Red Sift OnDMARC offers seamless integration with Entrust, enabling users to easily transfer application data between the two platforms via API. This streamlined process eliminates the need for managing multiple platforms, allowing customers to achieve the necessary DMARC policy and BIMI readiness in one place. By centralizing these tasks, users benefit from a simplified experience with full guidance from industry experts, making it easier to implement both DMARC enforcement and VMC or CMC acquisition through a single interface.

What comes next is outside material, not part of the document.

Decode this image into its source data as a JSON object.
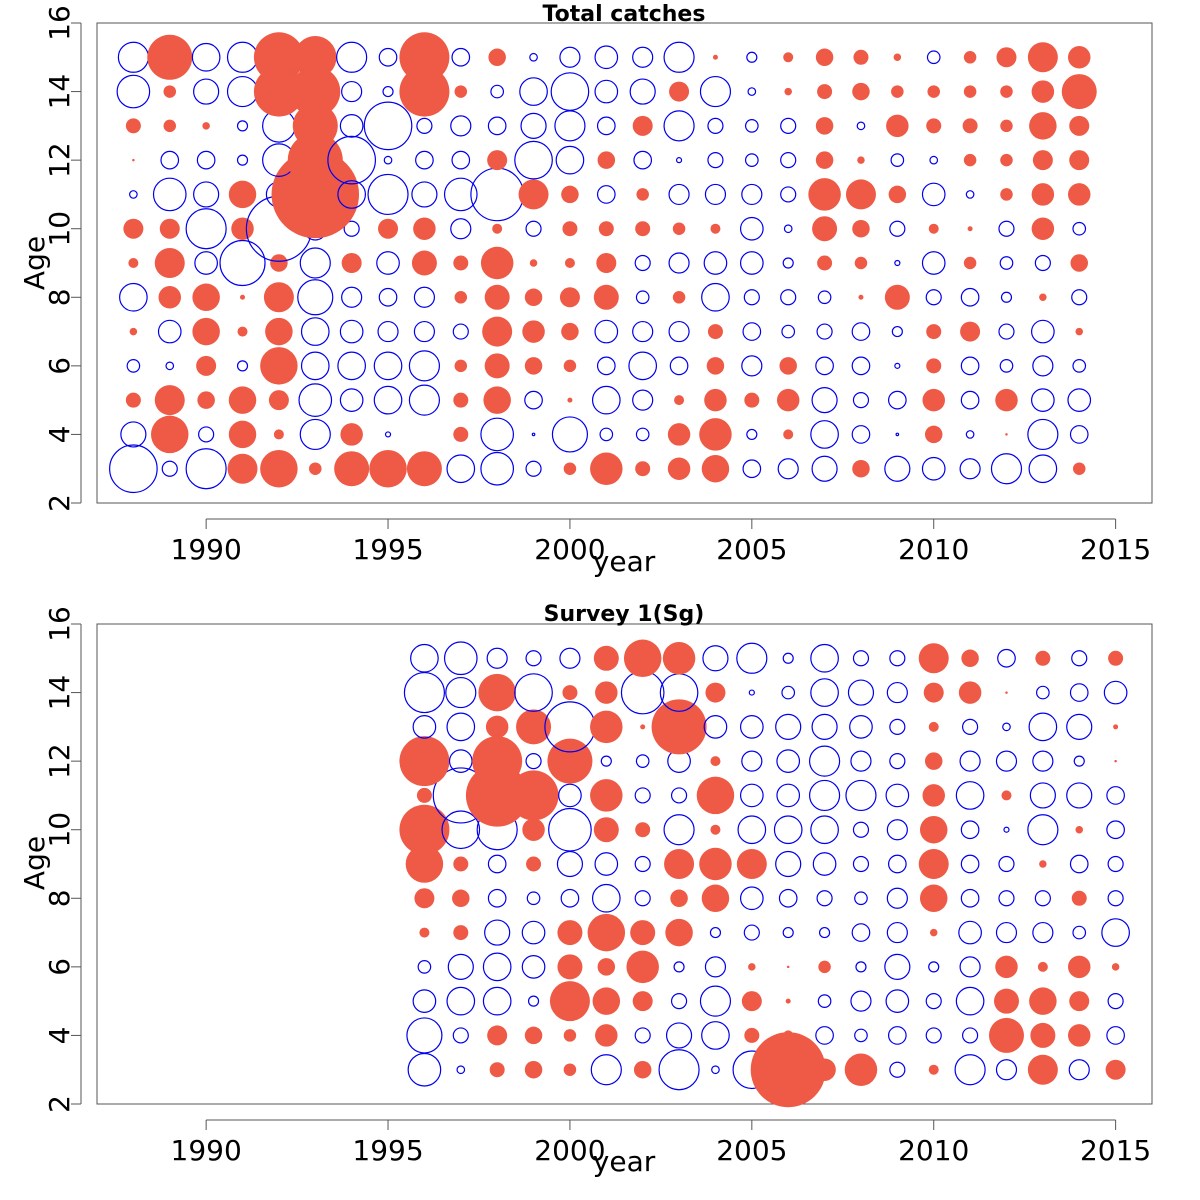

Beyond BIMI implementation, Red Sift OnDMARC offers a wide variety of additional benefits including:

• Streamlined email security management: OnDMARC consolidates DMARC, SPF, DKIM, MTA-STS, and BIMI into a single platform, significantly reducing the complexity of managing email security across multiple systems. 
• Close security gaps with automated protection: OnDMARC’s automated subdomain discovery ensures that every domain and subdomain sending email is protected, closing gaps that attackers could exploit. This full coverage minimizes the risk of phishing and spoofing attacks originating from unmonitored subdomains.
• Stop email security threats that bypass DMARC: OnDMARC protects against email threats that can bypass DMARC. Through continuous monitoring for misconfigurations and forgotten records in DNS, OnDMARC ensures that email authentication remains effective and that gaps attackers might exploit are closed before they become issues. 
• Reduce manual tasks and time consumption with Red Sift Radar: OnDMARC’s LLM-powered assistant (Radar) cuts down on manual tasks and gives security teams immediate, actionable insights to address email security issues. Real-time alerts flag misconfigurations, authentication issues, and unusual activity right away, so teams can respond faster. 
• Dedicated support for fast DMARC implementation: The Red Sift team provides dedicated, hands-on 24/7 support throughout the setup and implementation process for OnDMARC. From initial configuration to ongoing adjustments, the team helps streamline the adoption of DMARC, SPF, DKIM, and MTA-STS, ensuring organizations achieve strong email security without delays or misconfigurations.

Red Sift OnDMARC offers validation that your logo is using the correct BIMI format, even prior to submitting an application. 

1. Click on “start application” within the BIMI section of Red Sift OnDMARC dashboard
2. Drag and drop or browse for your logo and OnDMARC will provide a validation. If your logo meets the criteria you will see confirmation of this on the screen, any errors with the logo will also be highlighted.